The procedural law that we are dealing with in this post is actually the law surrounding appeals.  Specifically, when the federal government is a party in an appeal, a party has 60 days to appeal a district court’s ruling.  However, when the federal government is not a party in an appellate proceeding, a party only has 30 days to appeal.  This federal rule of appellate procedure clearly applies to Miller Act claims.  

How Do Miller Act Appeals Work?

Since Miller Act claims are on federal projects but suits under the Act must be filed against the surety, it is easy to see why a party might be confused as to which limitation – the 30-day limit or the 60-day limit – applies.  However, making the correct decision is imperative if a party wishes to proceed with its appeal.

A recent case heard by the Eleventh Circuit, U.S. ex rel.
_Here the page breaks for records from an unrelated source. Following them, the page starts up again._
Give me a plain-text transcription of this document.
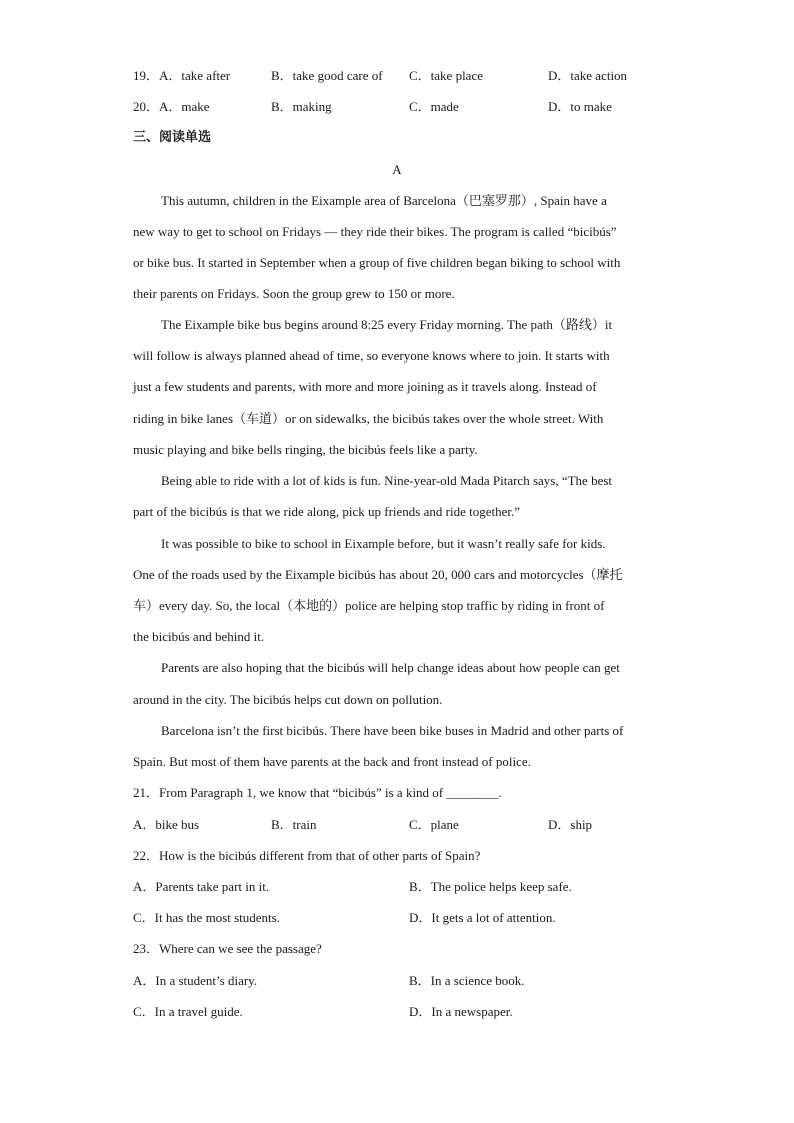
19．A．take after	B．take good care of C．take place	D．take action
20．A．make	B．making	C．made	D．to make
三、阅读单选
A
This autumn, children in the Eixample area of Barcelona（巴塞罗那）, Spain have a
new way to get to school on Fridays — they ride their bikes. The program is called “bicibús”
or bike bus. It started in September when a group of five children began biking to school with
their parents on Fridays. Soon the group grew to 150 or more.
The Eixample bike bus begins around 8:25 every Friday morning. The path（路线）it
will follow is always planned ahead of time, so everyone knows where to join. It starts with
just a few students and parents, with more and more joining as it travels along. Instead of
riding in bike lanes（车道）or on sidewalks, the bicibús takes over the whole street. With
music playing and bike bells ringing, the bicibús feels like a party.
Being able to ride with a lot of kids is fun. Nine-year-old Mada Pitarch says, “The best
part of the bicibús is that we ride along, pick up friends and ride together.”
It was possible to bike to school in Eixample before, but it wasn’t really safe for kids.
One of the roads used by the Eixample bicibús has about 20, 000 cars and motorcycles（摩托
车）every day. So, the local（本地的）police are helping stop traffic by riding in front of
the bicibús and behind it.
Parents are also hoping that the bicibús will help change ideas about how people can get
around in the city. The bicibús helps cut down on pollution.
Barcelona isn’t the first bicibús. There have been bike buses in Madrid and other parts of
Spain. But most of them have parents at the back and front instead of police.
21．From Paragraph 1, we know that “bicibús” is a kind of ________.
A．bike bus	B．train	C．plane	D．ship
22．How is the bicibús different from that of other parts of Spain?
A．Parents take part in it.	B．The police helps keep safe.
C．It has the most students.	D．It gets a lot of attention.
23．Where can we see the passage?
A．In a student’s diary.	B．In a science book.
C．In a travel guide.	D．In a newspaper.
Postel Erection Group, L.L.C. v. Travelers Casualty and Surety Company of America, clarifies which limitation applies.  Although its reasoning is complicated, the ruling has important consequences for parties appealing trial court orders dismissing their Miller Act claims.

Under the Act, prime contractors must post two bonds.  The first bond protects the federal government from failure to perform.  This bond is called a performance bond.  The second bond protects the subcontractor, and is called a payment bond.  Unpaid subcontractors or material suppliers, therefore, file a claim payment, bond.

Furthermore, looking carefully at how the parties are named in this case, you’ll notice that the plaintiff in the case is “U.S. ex rel. Postel Erection Group, L.L.C.”  The Latin phrase “ex rel.” can be translated of “in the name of” or “on behalf of.” The Miller Act itself requires that parties bring suit “in the name of the United States.”  Hence, the “ex rel.” exists in the plaintiff’s name in this case.

The Miller Act itself requires that parties bring suit “in the name of the United States.

If you’re still able to follow all this legalese, it would appear that since “U.S.” appears in the very title of the suit, as plaintiff, the United States is a party to the lawsuit and thus the 60-day requirement on filing appeals applied.  The plaintiff in this case, Postel Erection, thought as much, since it waited 55 days to file its appeal.

In its reply, the surety argued that the 30-day limit, not the 60-day limit applied, and since Postel had missed the 30-day limit, the court should dismiss its appeal.

The court distinguished between “nominal parties” and “real parties”

In its opinion, the Eleventh Circuit agreed with the surety and held that the 30-day limit applied.  The court distinguished between “nominal parties” and “real parties” in its reasoning.  In Miller Act claims, the U.S. is merely a nominal party since it is named as a formality only.  Furthermore, United States did not formally intervene in the case nor ever show an “active” interest in the litigation.  Since the U.S.’s involvement in this case was “in name only,” the court held that it was a nominal party.  Thus, due to the fact that the 60-day limit only applies when the United States has real interest in the litigation, the 60-day limit did not apply and instead the 30-day limit did.  Because Postel waited 55 days to file its appeal when it only had 30 days by law, the court dismissed Postel’s appeal.

Take-Aways from Postel Erection

This case is somewhat complicated for people who are not trained in appellate procedure.  So what should non-attorneys take away from this case?

The major lesson unpaid subcontractors and material suppliers can learn from Postel is that unless the United States has intervened or taken an active interest in the case, the subcontractor or supplier only has 30 days to appeal.  As the court noted, “a party [such as the United States in a Miller Act claim] can be named in the caption of a complaint without necessarily becoming a party to the action.”

Thus, if the district court issues a ruling that an unpaid subcontractor or supplier doesn’t agree with, it should appeal within 30 days or potentially lose the right to appeal forever.